Kisah Jendela

Duduk dengan kepala bersandar di jendela bis kota, angin dingin sisa hujan membenamkan saya pada kesibukan di luar jendela. Sore itu kota menampakkan pemandangannya yang tidak asing. Mobil berserakan memadati jalan yang sebagian basah oleh hujan. Beberapa kendaraan berjalan serabutan. Ingin menyalip satu sama lain. Seperti kakimu yang terburu-buru meski tidak sedang memburu sesuatu. Beberapa kali saya melebarkan langkah supaya tak tertinggal dan akhirnya berhasil merapat disampingmu.

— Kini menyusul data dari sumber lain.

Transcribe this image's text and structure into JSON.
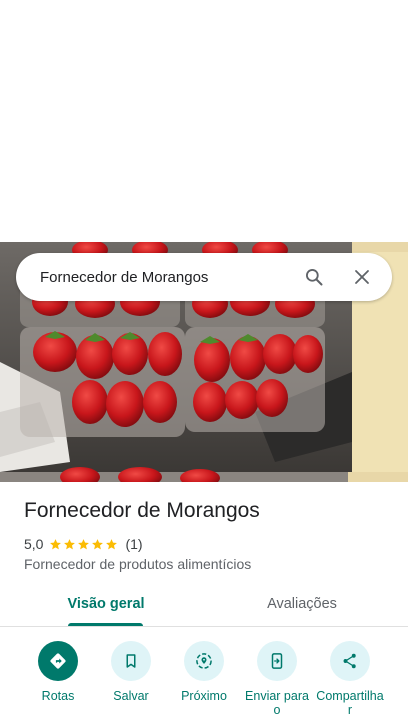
{
  "search": {
    "query": "Fornecedor de Morangos"
  },
  "place": {
    "name": "Fornecedor de Morangos",
    "rating": "5,0",
    "stars": 5,
    "review_count": "(1)",
    "category": "Fornecedor de produtos alimentícios"
  },
  "tabs": [
    "Visão geral",
    "Avaliações"
  ],
  "actions": [
    {
      "label": "Rotas",
      "icon": "directions-icon"
    },
    {
      "label": "Salvar",
      "icon": "bookmark-icon"
    },
    {
      "label": "Próximo",
      "icon": "nearby-icon"
    },
    {
      "label": "Enviar para o",
      "icon": "send-to-phone-icon"
    },
    {
      "label": "Compartilhar",
      "icon": "share-icon"
    }
  ],
  "colors": {
    "accent": "#00796b",
    "button_bg": "#dff4f7",
    "star": "#fbbc04"
  }
}
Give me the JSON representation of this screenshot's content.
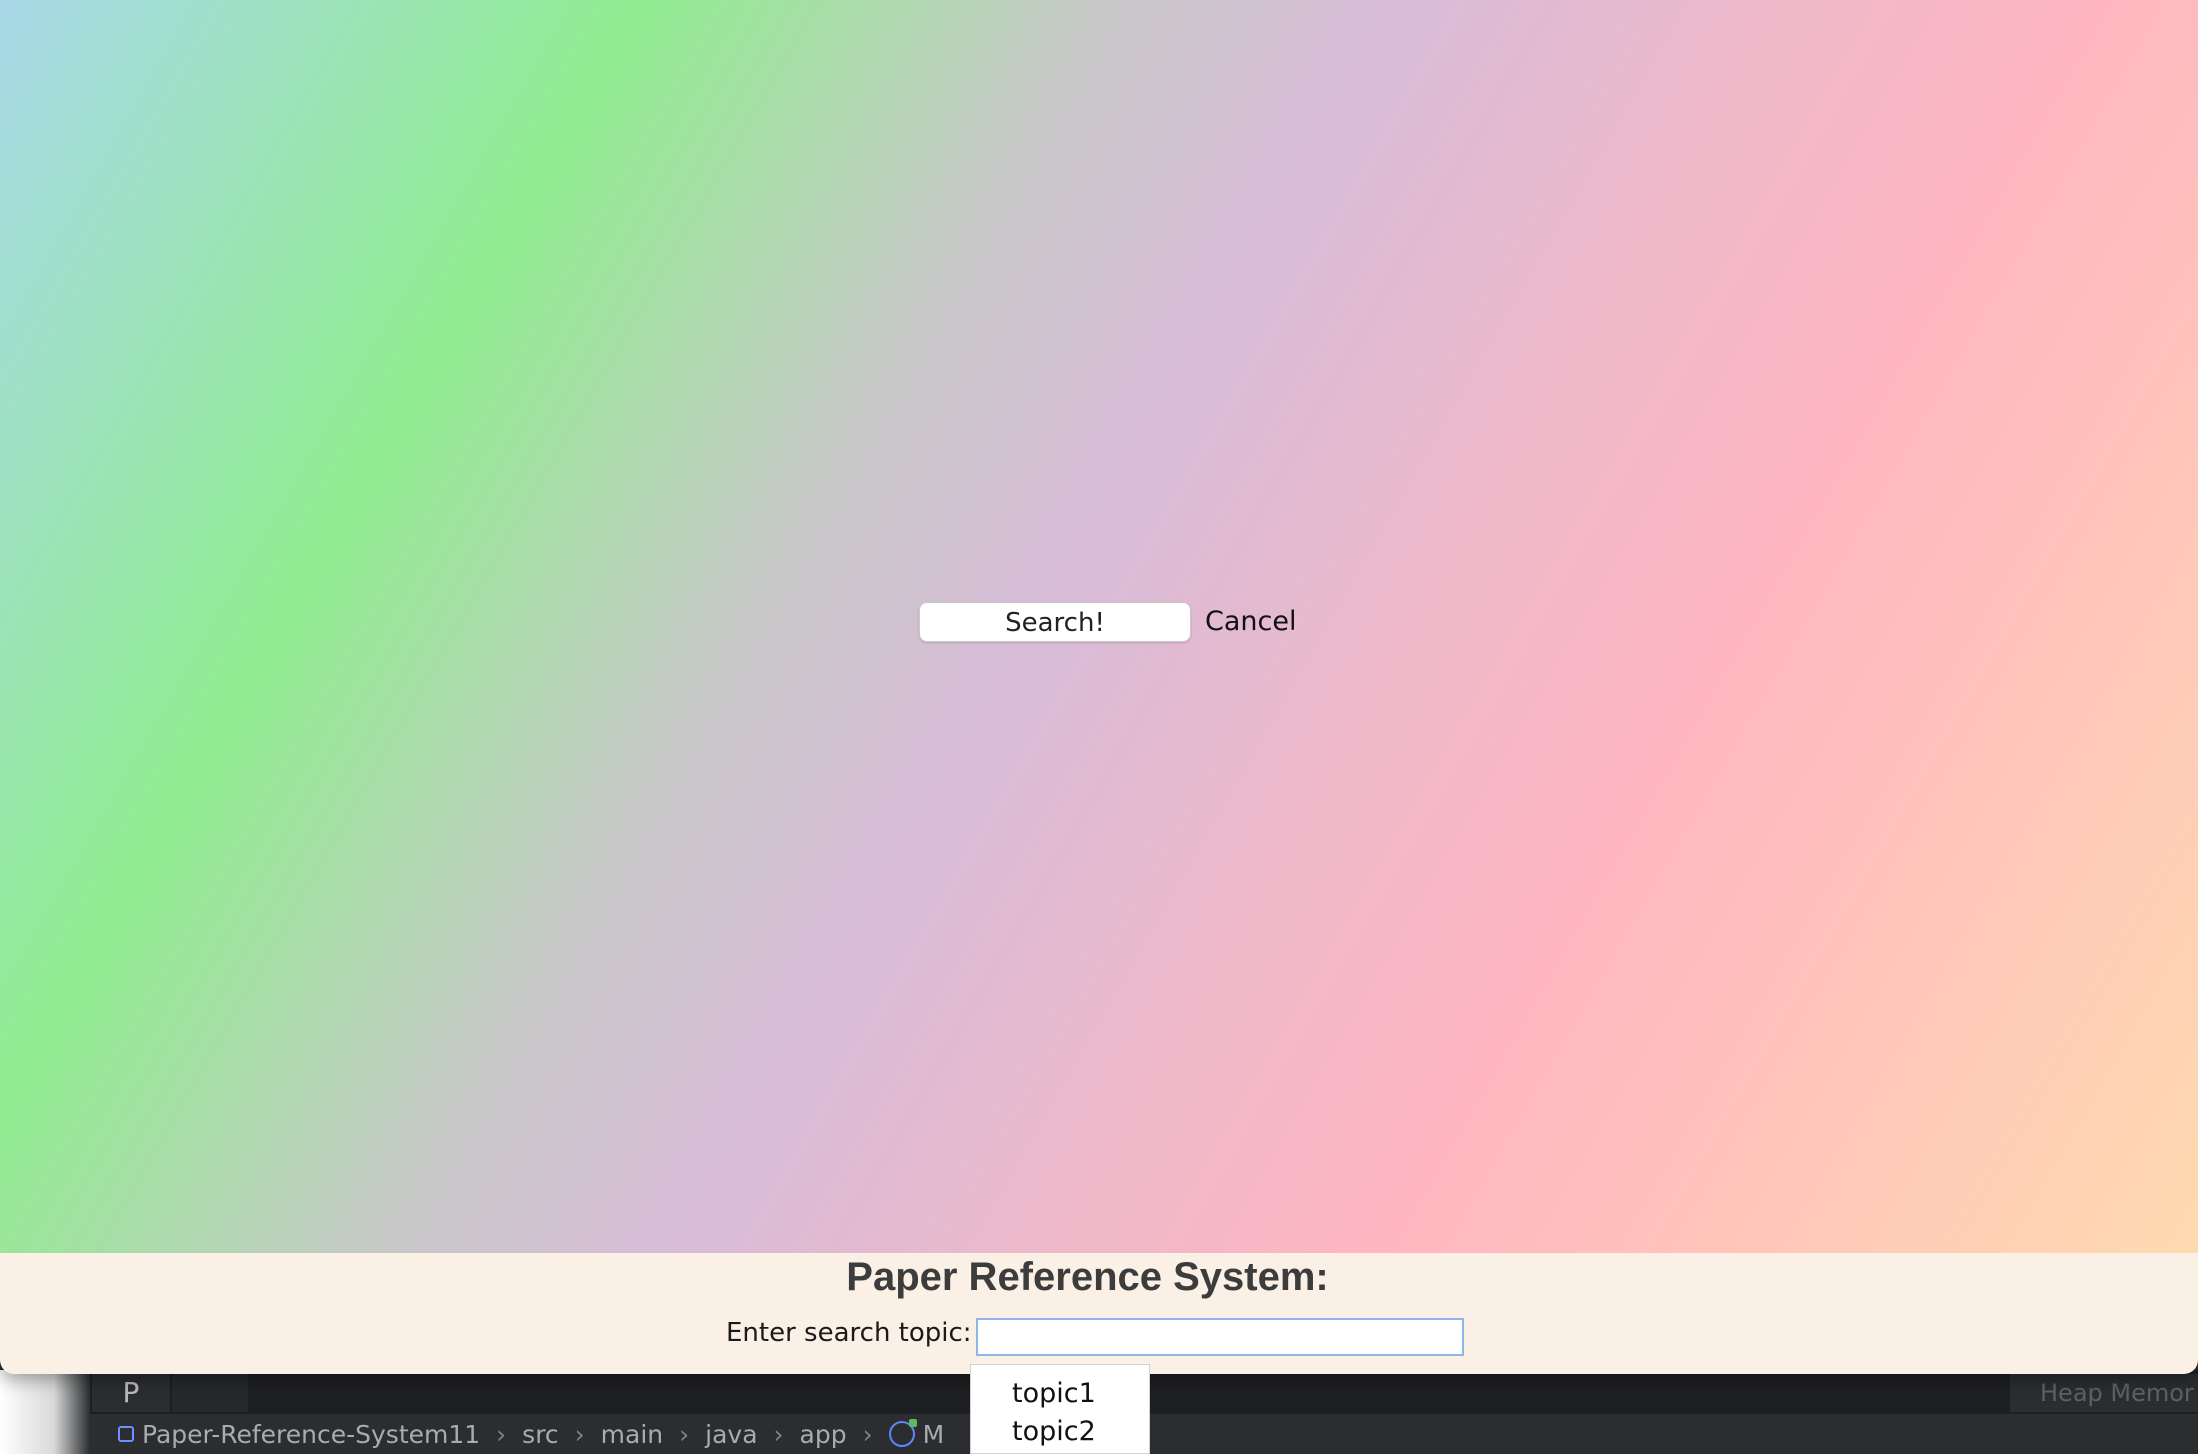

Klakson yang nyaring membawa saya kembali. Saat saya sadar, jendela tempat saya bersandar sedang menuturkan kisah lain. Di luar, kemacetan mulai meranggas di malam yang belum seberapa. Awan yang menggantung malah masih menyisakan warna abu-abu sore. Bus saya berhenti tepat di atas zebra cross. Penyebrangan itu jelas tak berfungsi lagi karena tidak tampak orang yg menyebranginya. Ia hanya sebatas sketsa garis terputus di tengah jalan seperti gambar yang belum tuntas dibuat. Seharusnya kerumunan orang yang melintasinya. Pasukan mantel berdasi model pekerja atau anak-anak muda memakai jins berpadu dengan tas ransel. Atau seseorang yang mengenakan jas hitam bertas slempang seperti dirimu. Bersender di tiang lampu menunggu saya melintasi zebra cross di perempatan besar yang mempertemukan puluhan pejalan kaki dari berbagai penjuru. Saya berbaur dengan pejalan kaki lain untuk menghampirimu dan seketika udara dingin saat itu menjadi hangat.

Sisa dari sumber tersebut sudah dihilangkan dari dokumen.